The Supreme Court, in Missouri v. McNeely, ruled that blood tests in DUI investigations require warrants. The court held specifically that, in drunk-driving investigations, the natural dissipation of alcohol in the bloodstream does not constitute an exigency in every case sufficient to justify conducting a blood test without a warrant.

You can read the entire decision here: Missouri v. McNeely Opinion.

The impact of this decision on DUI prosecution is yet to be seen. However, this decision will likely serve to protect the rights of drivers in DUI prosecutions under the 4th Amendment. The right to privacy in one’s person is strengthened by this decision. It will prevent police from using subjective judgment before ordering invasive blood draws, prevent innocent prosecutions and vindicate those wrongly accused. Furthermore, requiring a warrant ensures that probable cause exists to prosecute in the first place.

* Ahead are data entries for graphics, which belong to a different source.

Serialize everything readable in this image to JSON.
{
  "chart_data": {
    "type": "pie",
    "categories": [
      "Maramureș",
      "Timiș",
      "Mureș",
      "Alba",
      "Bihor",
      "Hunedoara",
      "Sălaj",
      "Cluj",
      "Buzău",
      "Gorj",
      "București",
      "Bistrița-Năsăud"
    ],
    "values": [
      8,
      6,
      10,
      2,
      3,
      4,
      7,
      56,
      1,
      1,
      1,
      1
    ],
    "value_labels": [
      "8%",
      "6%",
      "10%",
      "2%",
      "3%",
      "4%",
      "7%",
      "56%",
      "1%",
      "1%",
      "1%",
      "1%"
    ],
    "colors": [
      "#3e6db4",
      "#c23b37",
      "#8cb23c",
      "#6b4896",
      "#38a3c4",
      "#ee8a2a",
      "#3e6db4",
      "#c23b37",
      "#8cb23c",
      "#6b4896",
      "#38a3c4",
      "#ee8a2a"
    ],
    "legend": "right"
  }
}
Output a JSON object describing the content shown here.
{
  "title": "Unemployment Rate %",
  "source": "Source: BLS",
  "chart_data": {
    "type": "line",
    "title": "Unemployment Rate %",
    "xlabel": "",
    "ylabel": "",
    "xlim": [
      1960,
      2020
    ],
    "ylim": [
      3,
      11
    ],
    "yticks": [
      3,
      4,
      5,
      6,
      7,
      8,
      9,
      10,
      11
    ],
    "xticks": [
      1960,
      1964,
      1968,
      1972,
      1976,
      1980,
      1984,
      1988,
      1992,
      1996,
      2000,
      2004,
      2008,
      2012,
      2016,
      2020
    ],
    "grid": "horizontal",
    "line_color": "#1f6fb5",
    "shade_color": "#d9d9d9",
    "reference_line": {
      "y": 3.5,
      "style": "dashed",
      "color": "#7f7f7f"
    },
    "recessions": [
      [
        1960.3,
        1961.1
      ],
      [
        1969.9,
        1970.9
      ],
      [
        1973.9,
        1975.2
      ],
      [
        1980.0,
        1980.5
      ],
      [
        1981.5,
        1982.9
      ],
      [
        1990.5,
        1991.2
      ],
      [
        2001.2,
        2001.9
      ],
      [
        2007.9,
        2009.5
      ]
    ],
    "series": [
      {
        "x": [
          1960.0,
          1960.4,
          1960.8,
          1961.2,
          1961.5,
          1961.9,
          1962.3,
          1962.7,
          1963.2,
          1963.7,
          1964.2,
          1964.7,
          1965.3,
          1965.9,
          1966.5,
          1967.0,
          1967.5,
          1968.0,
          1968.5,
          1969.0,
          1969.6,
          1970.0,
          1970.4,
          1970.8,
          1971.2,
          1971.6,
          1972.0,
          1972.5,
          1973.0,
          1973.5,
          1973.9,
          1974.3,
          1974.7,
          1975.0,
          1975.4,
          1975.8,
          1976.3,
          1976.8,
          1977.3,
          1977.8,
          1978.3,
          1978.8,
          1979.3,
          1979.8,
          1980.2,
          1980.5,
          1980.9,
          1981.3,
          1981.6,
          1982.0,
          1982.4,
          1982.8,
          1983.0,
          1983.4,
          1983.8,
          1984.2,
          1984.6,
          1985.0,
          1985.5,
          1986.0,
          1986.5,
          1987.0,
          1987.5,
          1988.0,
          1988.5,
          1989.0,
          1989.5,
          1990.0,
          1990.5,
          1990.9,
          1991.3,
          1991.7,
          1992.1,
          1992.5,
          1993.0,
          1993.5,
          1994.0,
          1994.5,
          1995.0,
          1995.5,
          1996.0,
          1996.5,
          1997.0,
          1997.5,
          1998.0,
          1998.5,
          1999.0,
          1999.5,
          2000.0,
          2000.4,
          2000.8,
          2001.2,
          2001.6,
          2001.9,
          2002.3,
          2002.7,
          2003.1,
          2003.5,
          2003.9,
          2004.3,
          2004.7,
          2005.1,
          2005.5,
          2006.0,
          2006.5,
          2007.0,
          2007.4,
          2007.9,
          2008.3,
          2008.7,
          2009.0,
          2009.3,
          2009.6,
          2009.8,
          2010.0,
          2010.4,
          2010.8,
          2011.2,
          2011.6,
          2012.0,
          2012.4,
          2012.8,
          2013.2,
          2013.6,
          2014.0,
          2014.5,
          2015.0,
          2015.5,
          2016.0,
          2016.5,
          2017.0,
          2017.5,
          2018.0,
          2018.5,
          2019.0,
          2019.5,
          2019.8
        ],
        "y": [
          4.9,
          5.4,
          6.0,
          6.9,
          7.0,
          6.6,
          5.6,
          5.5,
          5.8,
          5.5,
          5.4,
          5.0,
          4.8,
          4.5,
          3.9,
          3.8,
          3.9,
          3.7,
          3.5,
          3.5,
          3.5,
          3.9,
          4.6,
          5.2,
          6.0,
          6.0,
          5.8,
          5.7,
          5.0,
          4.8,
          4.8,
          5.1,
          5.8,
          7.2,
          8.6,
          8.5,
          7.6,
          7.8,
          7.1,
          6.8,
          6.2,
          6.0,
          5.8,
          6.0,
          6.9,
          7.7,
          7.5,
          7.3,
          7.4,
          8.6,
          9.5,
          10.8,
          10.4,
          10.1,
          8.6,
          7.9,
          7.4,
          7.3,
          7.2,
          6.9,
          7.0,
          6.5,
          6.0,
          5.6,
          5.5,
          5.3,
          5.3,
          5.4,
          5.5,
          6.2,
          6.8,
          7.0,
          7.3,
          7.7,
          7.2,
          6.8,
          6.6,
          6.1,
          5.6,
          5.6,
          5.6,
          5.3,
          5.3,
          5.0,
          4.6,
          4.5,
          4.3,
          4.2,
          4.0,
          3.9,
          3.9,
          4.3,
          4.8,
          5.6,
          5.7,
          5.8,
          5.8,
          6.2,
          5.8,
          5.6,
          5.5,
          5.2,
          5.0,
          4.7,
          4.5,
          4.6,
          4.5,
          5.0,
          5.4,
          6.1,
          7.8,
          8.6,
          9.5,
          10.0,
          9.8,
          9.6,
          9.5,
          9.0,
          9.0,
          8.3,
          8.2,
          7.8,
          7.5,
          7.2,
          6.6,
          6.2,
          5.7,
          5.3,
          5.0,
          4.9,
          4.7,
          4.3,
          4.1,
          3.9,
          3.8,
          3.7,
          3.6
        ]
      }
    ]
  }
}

Minnesota attorney Charles Ramsay explains:

A healthy respect for everyone’s privacy does nothing to prevent law enforcement from doing their jobs – instead, it ensures that fewer innocent people will be subjected to intrusive searches on the whim of police officers. Hundreds of DWIs may be thrown out of court as a result of this decision, but in the long term, the legal system will be further strengthened and we will see less examples of “rogue” cops who would like to act with as little judicial oversight as possible.

The warrant requirement not only protects innocent individuals from being prosecuted, but will also save the state costly litigation. It will not serve to make the roads a dangerous place but instead will ensure that proper protocols, inherent in the 4th Amendment, are followed to ensure a balance between safety and individual rights.